Um dos projetos heróicos mais importantes do humano é a constituição familiar. A esperança dos pais é que o sonho dourado (não realizado) deles seja realizado por seu filho e que este se torne um herói no seu lugar. Todo ser humano leva essa luta em menor ou em maior grau para a vida adulta, moldando-a de acordo com seu controle e com o que é possível.
A Negação da Morte é uma obra viva muito atual, não só, entendo que a visão de Becker está à frente do nosso tempo. Vale lembrar que Becker faleceu dois meses antes de receber o Pulitzer e, por vezes, me pego pensando como e quais seriam as abordagens da obra nos tempos de internet e de redes sociais, na era em que se repensam instituições, os valores, o ser e o saber.

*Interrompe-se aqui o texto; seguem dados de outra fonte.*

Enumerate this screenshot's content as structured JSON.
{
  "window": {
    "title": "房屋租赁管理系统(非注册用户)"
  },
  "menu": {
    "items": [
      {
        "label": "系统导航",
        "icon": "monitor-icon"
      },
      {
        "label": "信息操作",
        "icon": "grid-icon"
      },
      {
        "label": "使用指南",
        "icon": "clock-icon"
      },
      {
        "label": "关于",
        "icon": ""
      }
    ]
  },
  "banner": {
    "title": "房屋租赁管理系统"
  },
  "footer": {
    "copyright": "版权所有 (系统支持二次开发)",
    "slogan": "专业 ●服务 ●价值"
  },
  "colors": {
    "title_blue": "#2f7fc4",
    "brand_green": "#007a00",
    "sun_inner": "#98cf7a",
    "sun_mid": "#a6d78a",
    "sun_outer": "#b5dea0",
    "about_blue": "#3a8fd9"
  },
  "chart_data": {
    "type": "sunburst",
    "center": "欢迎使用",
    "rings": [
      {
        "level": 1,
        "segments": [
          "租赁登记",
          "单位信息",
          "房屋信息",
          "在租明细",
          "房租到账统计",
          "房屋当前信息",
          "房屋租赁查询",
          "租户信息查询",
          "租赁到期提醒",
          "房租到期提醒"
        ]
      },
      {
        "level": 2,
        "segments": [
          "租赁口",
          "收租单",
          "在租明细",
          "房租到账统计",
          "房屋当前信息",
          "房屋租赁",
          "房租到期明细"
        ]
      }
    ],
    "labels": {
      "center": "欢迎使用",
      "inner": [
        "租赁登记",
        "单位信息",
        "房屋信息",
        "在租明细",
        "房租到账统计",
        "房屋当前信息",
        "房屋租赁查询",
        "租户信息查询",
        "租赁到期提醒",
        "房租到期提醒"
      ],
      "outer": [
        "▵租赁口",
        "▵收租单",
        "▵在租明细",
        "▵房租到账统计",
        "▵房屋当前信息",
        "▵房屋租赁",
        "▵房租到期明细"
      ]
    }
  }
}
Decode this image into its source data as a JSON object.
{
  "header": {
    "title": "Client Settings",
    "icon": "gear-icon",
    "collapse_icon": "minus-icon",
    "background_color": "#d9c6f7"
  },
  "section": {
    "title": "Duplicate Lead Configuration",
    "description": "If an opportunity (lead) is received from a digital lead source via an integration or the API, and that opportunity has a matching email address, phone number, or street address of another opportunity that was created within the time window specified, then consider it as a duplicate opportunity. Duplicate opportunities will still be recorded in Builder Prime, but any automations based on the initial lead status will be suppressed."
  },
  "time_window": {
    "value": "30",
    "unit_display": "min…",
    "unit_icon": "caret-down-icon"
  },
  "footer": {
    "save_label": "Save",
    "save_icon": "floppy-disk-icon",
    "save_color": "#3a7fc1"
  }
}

Em uma postagem do Instagram foi usada a seguinte frase: “ter milhares de seguidores no Instagram é como ser milionário no Monopoly”. O interessante é que se tratava de uma autocrítica, pois feita por alguém com milhares de seguidores. Talvez fosse um leve despertar seguido, porém, de mais uma foto anestesiada e esteticamente perfeita de um cappuccino que, ao ser tomado, provavelmente jazia morno ou com gosto do prazer de ontem. Vale ressaltar que as duas possibilidades reais que substituiriam os simbólicos “Instagram” e “Monopoly” seriam formas tidas como sucesso heróico do sujeito comum, a saber: fama e dinheiro.
Pode-se ver as redes sociais como um second life, uma espécie de vida ideal e perfeita, onde o dia está sempre ensolarado, onde sempre é Maya Beach e sempre se é jovem e belo. Filtros especiais para fotografias e vídeos, além de milhares de aplicativos, garantem a construção infalível desse herói sem vulnerabilidades.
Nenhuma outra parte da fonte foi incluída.